A man is persistently calling female real estate agents across Virginia asking them to show properties in remote places, at night or in areas they don’t generally cover, the Virginia Association of Realtors warned real estate agents Monday.

The warning comes shortly after a Realtor association in San Antonio, Texas, issued a similar alert, notifying members that more than 50 Realtors had received suspicious calls from a man.

It could also provide ammunition for VAR in its effort to convince lawmakers to make enticing a real estate agent into a home with intent to harm the agent a separate felony.

“This is one of the situations that Realtors face that sets off our alarm bell,” said Deborah Baisden, president of the Virginia Association of Realtors, in a statement.

“Realtors generally have their radar working and can identify a potentially threatening situation,” she added. “However, we are very concerned about our members’ safety and want to alert them to any suspicious behavior.”

The man in question has called several Realtors in southern and central Virginia multiple times within a few hours, according to VAR, which claims to represent more than 30,000 real estate professionals.

Jody LoMenzo, director of media relations at VAR, told Inman that four or five agents have reported such calls so far.

She added that the man has made it clear to the women he’s called that he has looked at pictures of them online.

“He’s seen their pictures on Zillow or whatever,” she said.

The man contacting agents in the San Antonio area of Texas also is believed to have obtained information about the agents he calls online — in that case, from real estate brokerage websites.

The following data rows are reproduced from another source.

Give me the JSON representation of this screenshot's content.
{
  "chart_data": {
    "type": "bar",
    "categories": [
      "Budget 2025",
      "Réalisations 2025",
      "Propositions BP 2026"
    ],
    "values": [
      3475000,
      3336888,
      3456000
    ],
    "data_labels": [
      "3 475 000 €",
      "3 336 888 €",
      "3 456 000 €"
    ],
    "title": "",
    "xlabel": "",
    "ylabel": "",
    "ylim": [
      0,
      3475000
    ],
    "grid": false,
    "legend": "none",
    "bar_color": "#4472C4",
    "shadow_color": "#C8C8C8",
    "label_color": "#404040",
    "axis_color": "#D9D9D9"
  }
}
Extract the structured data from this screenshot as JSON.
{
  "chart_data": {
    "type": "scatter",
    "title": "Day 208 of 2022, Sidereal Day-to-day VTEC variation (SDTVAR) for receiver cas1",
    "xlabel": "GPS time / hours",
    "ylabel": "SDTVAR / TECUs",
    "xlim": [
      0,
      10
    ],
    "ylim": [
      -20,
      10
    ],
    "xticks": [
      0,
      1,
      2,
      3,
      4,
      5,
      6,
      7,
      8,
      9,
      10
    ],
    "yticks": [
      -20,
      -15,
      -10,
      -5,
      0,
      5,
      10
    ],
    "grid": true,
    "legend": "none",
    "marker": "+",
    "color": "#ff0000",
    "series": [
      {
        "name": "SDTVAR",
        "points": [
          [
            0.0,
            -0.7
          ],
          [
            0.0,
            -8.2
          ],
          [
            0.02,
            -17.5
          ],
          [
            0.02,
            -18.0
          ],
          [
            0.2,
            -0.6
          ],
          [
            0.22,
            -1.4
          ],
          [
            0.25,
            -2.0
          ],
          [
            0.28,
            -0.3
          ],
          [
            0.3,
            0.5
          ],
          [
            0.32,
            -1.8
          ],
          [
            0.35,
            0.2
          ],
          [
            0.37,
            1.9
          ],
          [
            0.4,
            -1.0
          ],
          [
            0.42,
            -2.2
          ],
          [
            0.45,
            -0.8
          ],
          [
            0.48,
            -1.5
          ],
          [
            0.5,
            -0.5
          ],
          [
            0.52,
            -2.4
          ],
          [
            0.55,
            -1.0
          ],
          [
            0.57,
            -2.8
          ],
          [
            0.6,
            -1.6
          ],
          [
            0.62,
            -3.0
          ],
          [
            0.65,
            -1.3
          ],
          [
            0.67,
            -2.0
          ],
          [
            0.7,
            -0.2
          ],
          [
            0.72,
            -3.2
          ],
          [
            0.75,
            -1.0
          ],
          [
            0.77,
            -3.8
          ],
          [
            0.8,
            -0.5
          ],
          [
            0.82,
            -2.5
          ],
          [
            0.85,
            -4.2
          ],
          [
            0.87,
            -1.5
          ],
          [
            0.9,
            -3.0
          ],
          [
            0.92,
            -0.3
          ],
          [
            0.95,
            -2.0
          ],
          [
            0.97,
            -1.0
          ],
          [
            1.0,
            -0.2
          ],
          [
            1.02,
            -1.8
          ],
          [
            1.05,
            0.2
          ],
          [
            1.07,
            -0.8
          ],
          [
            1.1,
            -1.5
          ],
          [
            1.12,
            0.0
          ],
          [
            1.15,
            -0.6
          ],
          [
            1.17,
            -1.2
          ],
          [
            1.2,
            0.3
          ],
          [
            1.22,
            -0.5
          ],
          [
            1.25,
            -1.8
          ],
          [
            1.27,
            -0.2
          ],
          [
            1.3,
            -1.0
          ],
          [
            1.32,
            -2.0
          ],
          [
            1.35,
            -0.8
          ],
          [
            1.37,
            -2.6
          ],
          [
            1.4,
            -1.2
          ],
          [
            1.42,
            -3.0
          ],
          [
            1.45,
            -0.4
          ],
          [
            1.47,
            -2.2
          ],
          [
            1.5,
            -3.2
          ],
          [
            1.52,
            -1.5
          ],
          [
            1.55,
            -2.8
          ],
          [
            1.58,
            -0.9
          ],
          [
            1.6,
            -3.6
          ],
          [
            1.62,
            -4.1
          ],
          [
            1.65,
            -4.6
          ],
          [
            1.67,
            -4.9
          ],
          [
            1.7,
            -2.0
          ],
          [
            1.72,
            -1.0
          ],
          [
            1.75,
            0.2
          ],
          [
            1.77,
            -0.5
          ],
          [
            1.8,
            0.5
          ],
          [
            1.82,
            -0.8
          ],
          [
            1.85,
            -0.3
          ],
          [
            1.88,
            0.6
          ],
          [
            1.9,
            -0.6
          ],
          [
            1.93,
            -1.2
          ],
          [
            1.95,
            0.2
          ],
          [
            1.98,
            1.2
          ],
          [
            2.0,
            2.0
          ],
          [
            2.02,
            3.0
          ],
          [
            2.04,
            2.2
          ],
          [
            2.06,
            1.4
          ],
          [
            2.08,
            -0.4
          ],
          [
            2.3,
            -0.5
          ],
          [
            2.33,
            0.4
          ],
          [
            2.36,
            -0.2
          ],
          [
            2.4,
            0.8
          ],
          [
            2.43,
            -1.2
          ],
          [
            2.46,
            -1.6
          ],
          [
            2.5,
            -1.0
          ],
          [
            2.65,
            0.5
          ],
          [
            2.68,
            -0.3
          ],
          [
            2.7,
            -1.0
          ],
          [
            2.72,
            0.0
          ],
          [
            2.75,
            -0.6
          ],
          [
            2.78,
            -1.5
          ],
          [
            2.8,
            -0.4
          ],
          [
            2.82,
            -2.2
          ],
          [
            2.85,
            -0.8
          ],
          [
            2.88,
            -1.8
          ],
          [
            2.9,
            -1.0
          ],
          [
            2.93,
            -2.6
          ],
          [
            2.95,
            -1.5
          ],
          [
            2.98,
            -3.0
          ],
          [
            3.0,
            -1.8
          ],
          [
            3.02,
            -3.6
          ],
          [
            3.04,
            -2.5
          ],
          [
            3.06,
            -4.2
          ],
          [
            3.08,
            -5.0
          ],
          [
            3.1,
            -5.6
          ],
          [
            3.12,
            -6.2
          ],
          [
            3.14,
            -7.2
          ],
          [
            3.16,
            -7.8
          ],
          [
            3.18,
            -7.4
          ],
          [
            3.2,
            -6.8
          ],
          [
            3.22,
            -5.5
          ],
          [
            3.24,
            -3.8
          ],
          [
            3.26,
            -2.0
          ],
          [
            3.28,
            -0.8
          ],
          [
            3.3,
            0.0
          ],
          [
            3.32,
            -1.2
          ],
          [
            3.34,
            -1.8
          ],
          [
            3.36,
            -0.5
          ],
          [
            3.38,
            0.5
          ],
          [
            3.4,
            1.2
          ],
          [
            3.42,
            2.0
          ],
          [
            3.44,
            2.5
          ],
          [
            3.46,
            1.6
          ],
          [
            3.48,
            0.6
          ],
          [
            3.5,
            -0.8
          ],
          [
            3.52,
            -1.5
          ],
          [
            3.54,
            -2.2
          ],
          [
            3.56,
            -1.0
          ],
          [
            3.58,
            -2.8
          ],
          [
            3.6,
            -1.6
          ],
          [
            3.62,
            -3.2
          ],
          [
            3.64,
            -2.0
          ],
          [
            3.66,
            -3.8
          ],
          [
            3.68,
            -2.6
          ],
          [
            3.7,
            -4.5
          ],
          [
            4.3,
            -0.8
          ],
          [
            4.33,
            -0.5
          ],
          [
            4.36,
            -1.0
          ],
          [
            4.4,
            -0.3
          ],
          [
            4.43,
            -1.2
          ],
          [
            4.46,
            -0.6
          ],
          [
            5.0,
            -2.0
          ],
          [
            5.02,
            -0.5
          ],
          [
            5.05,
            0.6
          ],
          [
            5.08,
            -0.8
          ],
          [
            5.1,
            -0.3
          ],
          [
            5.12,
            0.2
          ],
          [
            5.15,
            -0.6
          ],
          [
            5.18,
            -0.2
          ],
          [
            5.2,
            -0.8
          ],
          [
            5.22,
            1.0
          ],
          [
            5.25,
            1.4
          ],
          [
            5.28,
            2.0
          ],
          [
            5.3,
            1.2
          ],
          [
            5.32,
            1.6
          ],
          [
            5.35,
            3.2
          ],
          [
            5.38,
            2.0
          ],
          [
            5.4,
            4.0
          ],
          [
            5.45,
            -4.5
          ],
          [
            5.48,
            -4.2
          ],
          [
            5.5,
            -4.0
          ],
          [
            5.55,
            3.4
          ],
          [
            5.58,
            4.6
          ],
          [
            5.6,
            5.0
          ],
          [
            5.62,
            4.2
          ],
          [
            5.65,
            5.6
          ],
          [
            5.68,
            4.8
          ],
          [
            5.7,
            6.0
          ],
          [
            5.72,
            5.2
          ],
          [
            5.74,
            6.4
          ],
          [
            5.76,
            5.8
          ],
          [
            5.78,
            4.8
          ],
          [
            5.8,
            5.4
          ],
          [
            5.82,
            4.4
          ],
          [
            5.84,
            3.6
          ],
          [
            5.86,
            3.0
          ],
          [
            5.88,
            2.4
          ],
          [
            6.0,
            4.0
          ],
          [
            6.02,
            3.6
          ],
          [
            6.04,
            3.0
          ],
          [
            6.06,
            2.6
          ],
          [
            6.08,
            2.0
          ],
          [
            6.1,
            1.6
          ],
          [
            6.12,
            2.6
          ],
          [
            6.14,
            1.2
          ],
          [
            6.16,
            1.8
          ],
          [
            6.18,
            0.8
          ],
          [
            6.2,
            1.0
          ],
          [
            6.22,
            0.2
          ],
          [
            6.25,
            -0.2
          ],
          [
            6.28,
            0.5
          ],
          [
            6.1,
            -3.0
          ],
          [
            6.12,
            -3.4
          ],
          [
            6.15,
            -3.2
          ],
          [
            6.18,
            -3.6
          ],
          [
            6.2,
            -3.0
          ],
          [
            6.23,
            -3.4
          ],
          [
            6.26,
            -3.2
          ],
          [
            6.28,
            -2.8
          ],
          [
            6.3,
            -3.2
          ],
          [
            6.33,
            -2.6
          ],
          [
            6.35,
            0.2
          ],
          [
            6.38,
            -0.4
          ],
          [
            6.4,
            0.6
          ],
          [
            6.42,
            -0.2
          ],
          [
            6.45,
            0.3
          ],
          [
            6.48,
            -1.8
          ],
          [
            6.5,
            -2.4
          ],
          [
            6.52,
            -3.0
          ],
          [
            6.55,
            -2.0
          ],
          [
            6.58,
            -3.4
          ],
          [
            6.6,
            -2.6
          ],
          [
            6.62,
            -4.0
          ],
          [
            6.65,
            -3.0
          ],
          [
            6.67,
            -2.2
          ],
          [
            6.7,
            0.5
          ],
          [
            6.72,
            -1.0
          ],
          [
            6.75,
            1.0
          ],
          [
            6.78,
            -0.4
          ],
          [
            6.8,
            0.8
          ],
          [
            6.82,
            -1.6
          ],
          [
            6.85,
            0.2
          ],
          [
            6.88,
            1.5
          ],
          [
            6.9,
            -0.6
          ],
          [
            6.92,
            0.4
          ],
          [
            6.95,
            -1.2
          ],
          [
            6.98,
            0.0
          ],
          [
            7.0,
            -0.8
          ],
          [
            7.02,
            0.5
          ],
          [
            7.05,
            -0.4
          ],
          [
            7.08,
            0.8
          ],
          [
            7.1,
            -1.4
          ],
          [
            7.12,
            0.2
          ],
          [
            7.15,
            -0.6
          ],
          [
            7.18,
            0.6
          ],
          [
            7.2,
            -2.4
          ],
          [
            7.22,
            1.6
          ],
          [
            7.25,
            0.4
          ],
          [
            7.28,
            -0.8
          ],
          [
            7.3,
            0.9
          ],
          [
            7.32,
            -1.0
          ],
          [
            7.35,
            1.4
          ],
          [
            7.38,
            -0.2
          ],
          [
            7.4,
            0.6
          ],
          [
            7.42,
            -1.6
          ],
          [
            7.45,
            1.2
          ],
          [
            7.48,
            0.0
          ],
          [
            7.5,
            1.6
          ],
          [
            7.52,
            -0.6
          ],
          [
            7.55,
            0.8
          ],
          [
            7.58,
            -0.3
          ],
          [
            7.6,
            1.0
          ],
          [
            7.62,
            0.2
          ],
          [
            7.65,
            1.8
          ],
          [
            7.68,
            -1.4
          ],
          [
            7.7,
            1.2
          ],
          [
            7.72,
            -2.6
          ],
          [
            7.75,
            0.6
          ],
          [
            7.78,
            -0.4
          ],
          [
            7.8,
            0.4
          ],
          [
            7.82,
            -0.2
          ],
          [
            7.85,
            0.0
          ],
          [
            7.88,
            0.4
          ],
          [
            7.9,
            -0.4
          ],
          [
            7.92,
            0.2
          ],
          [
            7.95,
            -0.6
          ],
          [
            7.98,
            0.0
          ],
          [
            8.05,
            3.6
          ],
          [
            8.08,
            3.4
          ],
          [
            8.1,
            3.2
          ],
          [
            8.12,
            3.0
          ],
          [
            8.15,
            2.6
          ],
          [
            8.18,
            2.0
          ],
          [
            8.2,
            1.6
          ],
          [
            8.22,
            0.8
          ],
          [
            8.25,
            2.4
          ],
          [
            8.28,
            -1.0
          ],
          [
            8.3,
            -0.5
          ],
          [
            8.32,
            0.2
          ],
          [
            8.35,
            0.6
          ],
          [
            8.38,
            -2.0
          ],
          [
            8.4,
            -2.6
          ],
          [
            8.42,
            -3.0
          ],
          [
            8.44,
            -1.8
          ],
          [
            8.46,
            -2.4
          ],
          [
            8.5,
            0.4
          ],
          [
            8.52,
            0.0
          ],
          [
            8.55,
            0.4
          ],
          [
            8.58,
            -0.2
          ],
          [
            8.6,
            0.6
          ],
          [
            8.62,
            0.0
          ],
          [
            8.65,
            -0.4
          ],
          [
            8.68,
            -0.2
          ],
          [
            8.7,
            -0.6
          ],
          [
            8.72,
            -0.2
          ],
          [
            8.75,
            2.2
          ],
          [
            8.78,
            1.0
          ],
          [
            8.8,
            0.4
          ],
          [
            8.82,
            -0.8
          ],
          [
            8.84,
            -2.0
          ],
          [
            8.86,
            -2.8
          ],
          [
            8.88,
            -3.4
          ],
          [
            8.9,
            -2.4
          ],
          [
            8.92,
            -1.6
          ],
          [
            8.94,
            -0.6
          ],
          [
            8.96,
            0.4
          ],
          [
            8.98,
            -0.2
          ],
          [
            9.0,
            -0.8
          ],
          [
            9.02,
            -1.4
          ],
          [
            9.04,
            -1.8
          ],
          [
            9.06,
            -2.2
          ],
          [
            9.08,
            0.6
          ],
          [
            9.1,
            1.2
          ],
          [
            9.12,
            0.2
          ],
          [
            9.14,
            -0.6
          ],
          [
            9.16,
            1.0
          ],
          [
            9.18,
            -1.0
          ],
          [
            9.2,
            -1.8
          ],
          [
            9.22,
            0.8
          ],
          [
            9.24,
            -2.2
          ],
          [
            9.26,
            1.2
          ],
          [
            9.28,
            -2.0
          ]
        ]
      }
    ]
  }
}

In requesting agents to show him homes, the man calling agents in Virginia refuses to meet agents during the day, in a public location or in their office, agents have told VAR.

Unlike the suspicious calls that female agents in the San Antonio area have been receiving, those made to agents in Virginia show “no identifiable caller ID,” VAR said.

The caller has been very persistent, the Realtor association said.

One agent reported that the man asked her to “show me anything you can this evening,” while another was asked to show a land listing after dark. Both agents “used caution and common sense” and refused to meet with the man, according to VAR.

Local law enforcement authorities have been contacted and VAR is keeping its members informed, VAR said.

Realtors receive training to take precautions when scheduling appointments and showing homes, according to VAR.

In the wake of the kidnapping and killing of Beverly Carter, some industry leaders have called for brokers, MLSs and associations to institute stricter safety protocols for engaging prospective clients.

To help protect agents, VAR proposed legislation in January that would enact stiffer penalties for people with intent to harm agents by luring them into homes.

In its current form, the proposal would make it a distinct and separate felony to entice a real estate licensee into a home with the intent to commit offenses including murder, malicious wounding, robbery and rape.

VAR cites on its website “several high-profile cases” where Realtors “have been lured into vacant houses and assaulted, abducted … or worse” in a summary of the legislation.

Some technology companies are responding to concerns over agent safety by rolling out mobile apps designed to leverage existing networks — their brokerage, multiple listing service or association — to keep them safe in the field.